We ink the contracts next week, after which I embark on the latest chapter of my career; I become wholly responsible for the online presence of a medium-sized membership organization.

Clearly, I wanted this client; I pursued them for more than two years. And the project fits me so well it’s as if it was custom-tailored on Savile Row.

And yes, it’s a contract/retainer gig (freelancers love the sound of “retainer” – it rolls off the tongue like honey).

I am a very happy freelancer. Truly.

Passive Marketing vs Active Pursuit

I’ve long said copywriters shouldn’t meekly accept whatever work falls from the sky.

Instead, they should pursue the clients and projects that appeal to them – the projects and people they want to write for.

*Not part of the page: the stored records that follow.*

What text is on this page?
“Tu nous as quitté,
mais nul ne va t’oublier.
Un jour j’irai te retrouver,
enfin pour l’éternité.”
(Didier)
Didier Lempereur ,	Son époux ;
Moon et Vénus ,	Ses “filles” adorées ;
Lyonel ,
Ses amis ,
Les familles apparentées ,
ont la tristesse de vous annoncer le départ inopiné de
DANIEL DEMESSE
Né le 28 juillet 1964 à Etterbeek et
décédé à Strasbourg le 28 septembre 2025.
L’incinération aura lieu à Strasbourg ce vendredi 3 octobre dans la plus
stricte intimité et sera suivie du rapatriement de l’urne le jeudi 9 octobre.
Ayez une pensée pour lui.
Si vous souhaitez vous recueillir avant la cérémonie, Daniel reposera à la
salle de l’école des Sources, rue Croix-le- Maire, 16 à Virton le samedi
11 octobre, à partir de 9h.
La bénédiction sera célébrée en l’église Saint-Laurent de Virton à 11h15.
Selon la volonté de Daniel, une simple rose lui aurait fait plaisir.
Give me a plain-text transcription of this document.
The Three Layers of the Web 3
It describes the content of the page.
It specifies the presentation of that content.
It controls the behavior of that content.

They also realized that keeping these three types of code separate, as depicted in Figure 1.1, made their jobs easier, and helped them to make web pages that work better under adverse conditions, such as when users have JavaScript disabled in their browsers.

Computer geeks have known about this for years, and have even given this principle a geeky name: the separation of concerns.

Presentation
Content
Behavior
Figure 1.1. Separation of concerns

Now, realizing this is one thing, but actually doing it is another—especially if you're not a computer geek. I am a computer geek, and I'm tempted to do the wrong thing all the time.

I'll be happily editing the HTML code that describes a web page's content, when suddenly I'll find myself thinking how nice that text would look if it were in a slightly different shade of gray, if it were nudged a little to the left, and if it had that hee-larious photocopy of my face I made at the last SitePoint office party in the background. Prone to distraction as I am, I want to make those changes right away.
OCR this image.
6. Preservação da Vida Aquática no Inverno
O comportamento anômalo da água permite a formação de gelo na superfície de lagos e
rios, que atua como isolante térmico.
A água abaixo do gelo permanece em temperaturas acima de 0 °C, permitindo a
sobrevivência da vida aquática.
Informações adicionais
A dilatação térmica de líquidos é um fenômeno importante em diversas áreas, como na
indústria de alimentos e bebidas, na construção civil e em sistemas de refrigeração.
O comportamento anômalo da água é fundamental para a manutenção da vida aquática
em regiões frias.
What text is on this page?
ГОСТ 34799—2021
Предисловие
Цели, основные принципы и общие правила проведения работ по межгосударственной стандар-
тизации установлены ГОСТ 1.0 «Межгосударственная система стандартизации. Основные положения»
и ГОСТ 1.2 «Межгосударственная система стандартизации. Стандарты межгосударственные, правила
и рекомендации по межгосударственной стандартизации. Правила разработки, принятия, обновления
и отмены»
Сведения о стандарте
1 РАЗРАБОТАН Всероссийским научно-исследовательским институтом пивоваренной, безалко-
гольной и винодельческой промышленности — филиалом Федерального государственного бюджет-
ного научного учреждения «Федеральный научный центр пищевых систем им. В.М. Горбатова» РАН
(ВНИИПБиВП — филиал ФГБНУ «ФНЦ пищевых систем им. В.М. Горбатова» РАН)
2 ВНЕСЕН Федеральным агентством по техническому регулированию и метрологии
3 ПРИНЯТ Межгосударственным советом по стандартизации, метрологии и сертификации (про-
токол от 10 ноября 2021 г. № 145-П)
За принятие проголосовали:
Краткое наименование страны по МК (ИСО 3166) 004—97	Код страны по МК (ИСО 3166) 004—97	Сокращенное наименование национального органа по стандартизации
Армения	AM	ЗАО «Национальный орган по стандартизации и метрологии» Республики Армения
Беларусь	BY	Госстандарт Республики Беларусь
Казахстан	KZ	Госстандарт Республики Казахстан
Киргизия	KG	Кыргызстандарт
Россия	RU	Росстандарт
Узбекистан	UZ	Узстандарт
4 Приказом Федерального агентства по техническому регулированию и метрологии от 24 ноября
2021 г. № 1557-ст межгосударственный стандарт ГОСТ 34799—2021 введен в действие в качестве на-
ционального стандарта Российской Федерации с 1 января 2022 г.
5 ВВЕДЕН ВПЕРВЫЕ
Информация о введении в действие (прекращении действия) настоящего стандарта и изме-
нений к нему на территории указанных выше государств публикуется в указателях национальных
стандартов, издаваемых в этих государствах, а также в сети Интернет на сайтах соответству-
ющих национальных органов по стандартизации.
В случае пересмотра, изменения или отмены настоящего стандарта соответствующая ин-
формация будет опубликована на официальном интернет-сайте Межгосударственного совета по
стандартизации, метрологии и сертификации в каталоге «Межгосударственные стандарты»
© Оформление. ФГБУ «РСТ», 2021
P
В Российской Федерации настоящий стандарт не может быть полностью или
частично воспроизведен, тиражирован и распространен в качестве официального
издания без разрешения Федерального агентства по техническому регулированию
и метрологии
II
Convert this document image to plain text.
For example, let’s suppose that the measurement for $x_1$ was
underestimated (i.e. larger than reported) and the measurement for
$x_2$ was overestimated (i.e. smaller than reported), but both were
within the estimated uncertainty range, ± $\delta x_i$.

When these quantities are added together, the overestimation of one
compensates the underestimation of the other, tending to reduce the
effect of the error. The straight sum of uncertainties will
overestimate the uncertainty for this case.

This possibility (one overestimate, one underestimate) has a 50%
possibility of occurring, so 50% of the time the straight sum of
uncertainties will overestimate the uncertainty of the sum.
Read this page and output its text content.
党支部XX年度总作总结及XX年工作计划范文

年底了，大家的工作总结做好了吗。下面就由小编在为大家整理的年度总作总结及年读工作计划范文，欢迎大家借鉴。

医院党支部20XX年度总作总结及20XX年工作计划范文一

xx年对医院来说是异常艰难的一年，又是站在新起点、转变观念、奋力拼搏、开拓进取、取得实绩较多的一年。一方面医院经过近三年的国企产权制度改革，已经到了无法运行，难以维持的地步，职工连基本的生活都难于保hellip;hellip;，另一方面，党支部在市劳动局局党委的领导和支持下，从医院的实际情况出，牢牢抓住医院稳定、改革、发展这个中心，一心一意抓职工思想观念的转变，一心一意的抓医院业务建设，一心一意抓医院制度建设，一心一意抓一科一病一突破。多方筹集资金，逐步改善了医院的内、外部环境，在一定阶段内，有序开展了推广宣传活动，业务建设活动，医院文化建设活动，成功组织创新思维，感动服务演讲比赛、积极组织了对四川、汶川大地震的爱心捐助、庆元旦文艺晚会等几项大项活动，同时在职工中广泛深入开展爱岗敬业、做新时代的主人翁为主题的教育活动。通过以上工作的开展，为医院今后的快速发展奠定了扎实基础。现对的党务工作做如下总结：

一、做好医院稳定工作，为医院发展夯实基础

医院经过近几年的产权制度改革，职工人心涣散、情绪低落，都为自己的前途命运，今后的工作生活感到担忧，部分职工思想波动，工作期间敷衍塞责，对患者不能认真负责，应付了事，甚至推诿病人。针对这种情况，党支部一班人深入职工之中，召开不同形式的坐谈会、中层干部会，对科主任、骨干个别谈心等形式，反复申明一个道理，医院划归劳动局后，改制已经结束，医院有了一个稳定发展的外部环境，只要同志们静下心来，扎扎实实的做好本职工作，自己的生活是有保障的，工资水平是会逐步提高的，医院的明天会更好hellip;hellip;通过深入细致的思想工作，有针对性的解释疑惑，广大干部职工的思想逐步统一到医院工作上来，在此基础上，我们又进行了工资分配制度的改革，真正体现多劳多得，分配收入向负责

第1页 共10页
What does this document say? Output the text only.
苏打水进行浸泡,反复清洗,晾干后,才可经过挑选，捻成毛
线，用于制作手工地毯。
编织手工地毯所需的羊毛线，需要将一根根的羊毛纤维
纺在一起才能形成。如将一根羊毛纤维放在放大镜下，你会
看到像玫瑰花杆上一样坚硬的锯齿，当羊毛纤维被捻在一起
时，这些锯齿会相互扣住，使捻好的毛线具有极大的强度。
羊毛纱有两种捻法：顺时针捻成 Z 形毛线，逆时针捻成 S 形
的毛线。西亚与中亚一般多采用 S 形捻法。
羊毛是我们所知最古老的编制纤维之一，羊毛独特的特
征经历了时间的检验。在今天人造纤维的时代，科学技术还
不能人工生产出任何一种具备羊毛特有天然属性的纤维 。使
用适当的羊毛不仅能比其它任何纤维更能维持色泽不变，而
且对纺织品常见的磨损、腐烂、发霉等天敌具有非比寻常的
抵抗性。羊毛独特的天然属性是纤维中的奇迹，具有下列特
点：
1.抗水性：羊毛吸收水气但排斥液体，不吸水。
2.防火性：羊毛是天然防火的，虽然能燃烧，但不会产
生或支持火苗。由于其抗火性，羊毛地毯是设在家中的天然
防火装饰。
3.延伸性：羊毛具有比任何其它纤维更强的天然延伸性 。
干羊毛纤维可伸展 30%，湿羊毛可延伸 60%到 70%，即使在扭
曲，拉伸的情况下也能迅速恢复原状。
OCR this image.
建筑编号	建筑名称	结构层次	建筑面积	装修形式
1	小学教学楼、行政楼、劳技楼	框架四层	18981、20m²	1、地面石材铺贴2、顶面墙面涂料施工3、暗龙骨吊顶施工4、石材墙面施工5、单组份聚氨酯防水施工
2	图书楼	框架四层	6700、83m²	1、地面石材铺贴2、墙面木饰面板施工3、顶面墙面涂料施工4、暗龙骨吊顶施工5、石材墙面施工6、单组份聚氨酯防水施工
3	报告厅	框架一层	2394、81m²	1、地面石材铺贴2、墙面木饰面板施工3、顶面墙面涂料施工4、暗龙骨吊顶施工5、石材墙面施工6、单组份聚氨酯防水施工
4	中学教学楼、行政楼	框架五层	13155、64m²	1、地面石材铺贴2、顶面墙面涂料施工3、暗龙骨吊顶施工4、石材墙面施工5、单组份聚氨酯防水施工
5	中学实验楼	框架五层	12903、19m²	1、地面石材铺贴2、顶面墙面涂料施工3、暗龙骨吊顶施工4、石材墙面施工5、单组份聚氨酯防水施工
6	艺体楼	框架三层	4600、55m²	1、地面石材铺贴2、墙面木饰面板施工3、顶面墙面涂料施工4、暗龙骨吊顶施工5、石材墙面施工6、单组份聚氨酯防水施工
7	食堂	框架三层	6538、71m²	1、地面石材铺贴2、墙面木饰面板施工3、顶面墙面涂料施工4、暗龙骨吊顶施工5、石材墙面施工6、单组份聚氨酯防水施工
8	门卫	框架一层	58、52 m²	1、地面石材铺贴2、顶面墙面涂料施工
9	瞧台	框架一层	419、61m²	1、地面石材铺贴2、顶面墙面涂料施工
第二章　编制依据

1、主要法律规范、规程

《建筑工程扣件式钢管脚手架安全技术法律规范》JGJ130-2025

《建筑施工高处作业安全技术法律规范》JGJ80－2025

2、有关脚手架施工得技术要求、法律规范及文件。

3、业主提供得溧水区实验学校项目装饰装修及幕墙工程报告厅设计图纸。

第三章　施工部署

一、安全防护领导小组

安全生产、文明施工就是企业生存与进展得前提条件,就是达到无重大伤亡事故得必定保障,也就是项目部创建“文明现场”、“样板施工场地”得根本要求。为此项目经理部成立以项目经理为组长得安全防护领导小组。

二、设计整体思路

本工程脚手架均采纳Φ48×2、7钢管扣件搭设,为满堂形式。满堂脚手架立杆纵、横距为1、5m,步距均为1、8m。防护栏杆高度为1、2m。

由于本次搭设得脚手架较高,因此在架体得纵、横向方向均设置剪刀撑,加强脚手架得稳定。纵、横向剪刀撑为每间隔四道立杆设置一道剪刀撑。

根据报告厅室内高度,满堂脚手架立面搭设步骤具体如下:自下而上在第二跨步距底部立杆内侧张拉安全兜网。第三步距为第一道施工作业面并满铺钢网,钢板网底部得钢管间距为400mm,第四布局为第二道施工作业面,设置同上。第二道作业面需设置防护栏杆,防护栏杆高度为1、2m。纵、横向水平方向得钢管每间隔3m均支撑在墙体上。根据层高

It’s not always easy. Chasing clients who aren’t convinced they need your help leads to a fair amount of rejection.

Which isn’t any fun.

Yet the rewards can be significant (just ask me next week).

For example, I recently spoke to an old friend and a copywriter from the Silicon Valley.

While he has a website (just barely) and sends out the odd enewsletter to a list he hand-compiled over the years, he’s never touched a blog or messed with social media (well, he’s on LinkedIn).

And he stays incredibly busy (six figures, easy).

What Does He Know That You Don’t?

He calls people. Cold calls them if needed. Asks for referrals. Works his network.

Basically, he exercises the simple, personal tactics that have always worked, but fell into disfavor when online media erupted.

Which is precisely why they work so well.

Despite the difficulties of a troubled economy, too few freelancers seem willing to take any risks (outside of a moment’s rejection, there isn’t much real risk to blowing a cold call).

And believe me, the old stuff still works. Cold calls, lumpy mailers, postcards – all will deliver high-quality clients.

Provided you’re willing to take a few small personal risks.

For example, I’m facing a year-end work overload. Five websites/online presences need building (along with the goodies that fill them, and the streams they connect to); several enewsletters have to be sent; a software product is launching; a local nonprofit needs a website and a favor… and there’s more. Much more. Way too much.

Exactly one of those jobs came to me via online channels.

Keep writing (and searching for the work that makes you happy), Tom Chandler.